Examining leaders' orientations to structural constraints: Turkey's 1991 and 2003 Iraq war decisions
Journal of International Relations and Development
Palgrave Macmillan Ltd.
Please cite this item using this persistent URLhttp://hdl.handle.net/11693/37229
Explanations of states' security decisions prioritise structural - systemic, institutional and cultural - constraints that characterise foreign security decisions as a function of external/international, domestic/institutional, or normative/cultural factors. By examining Turkey's 1990-1991 and 2003 Iraq war decisions systematically, we problematise this prioritisation of structure, and we investigate the dynamic relationship between structural constraints and leaders in their decision-making environments. In these cases, while the structural constraints remain constant or indeterminate, the decision outcomes and the decision-making process differ significantly.
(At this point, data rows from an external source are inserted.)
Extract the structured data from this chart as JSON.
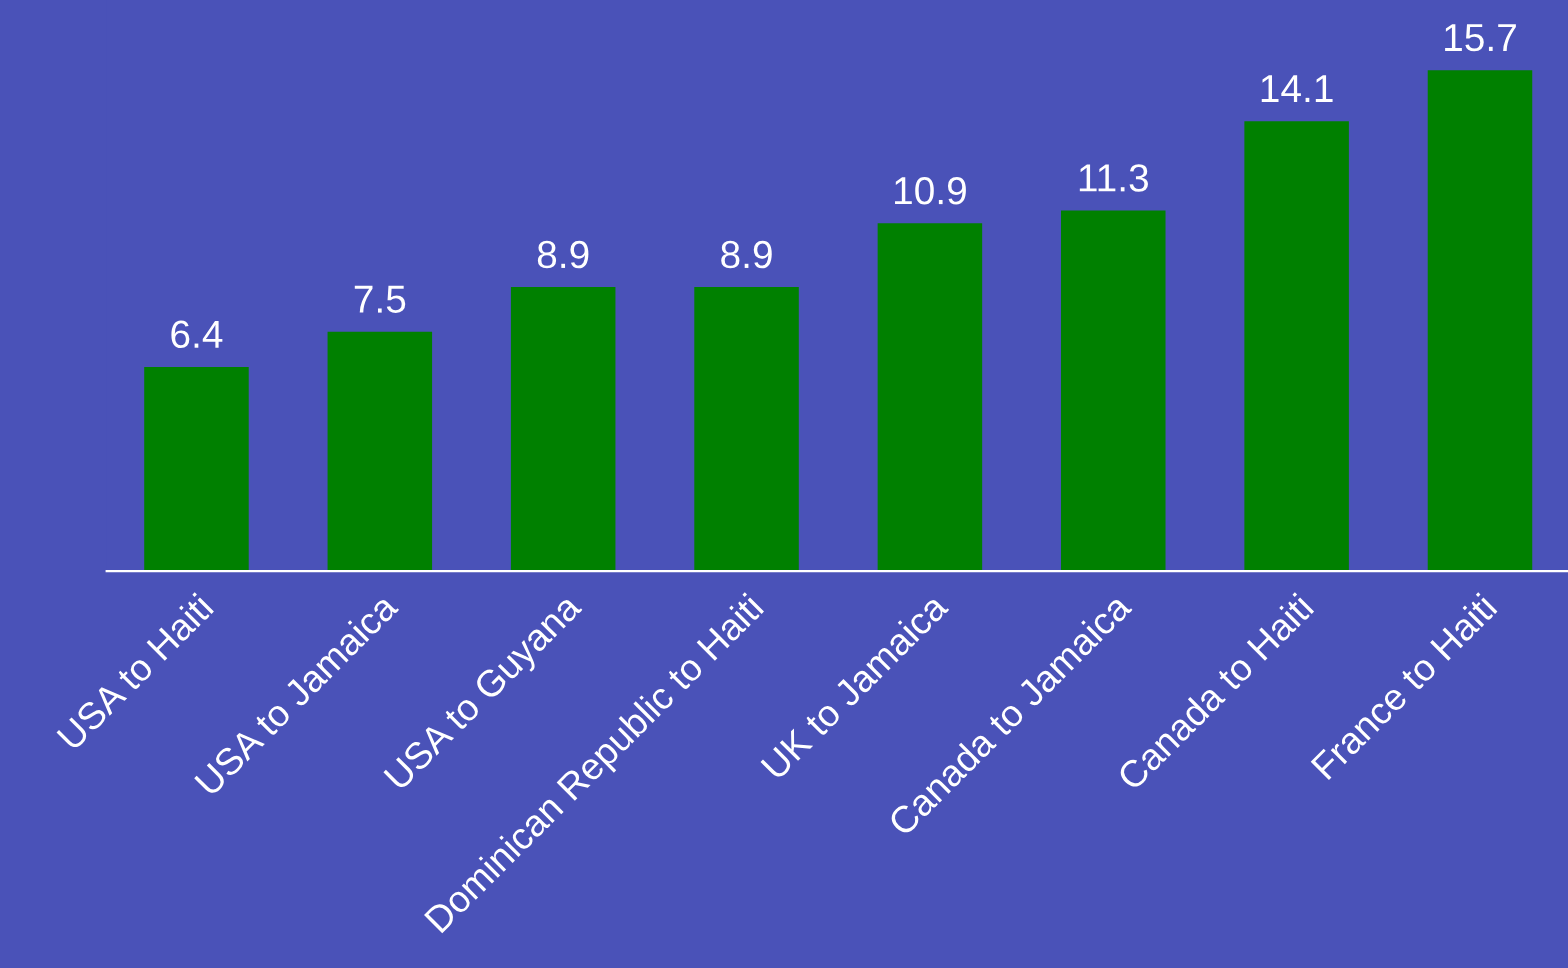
{
  "chart_data": {
    "type": "bar",
    "categories": [
      "USA to Haiti",
      "USA to Jamaica",
      "USA to Guyana",
      "Dominican Republic to Haiti",
      "UK to Jamaica",
      "Canada to Jamaica",
      "Canada to Haiti",
      "France to Haiti"
    ],
    "values": [
      6.4,
      7.5,
      8.9,
      8.9,
      10.9,
      11.3,
      14.1,
      15.7
    ],
    "color": "#008000",
    "data_labels": true,
    "grid": false,
    "legend": false
  }
}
Our findings, based on structured-focused comparison, process tracing, and leadership trait analysis, suggest that the leaders' personalities and how they react to constraints account for this difference and that dependence on only one set of factors leads to an incomplete understanding of security policies and international politics. We contribute to the broader understanding of leaders' personalities by suggesting that self-confidence and cognitive complexity are the key traits distinguishing leaders' orientations towards structural constraints. © 2016 Macmillan Publishers Ltd.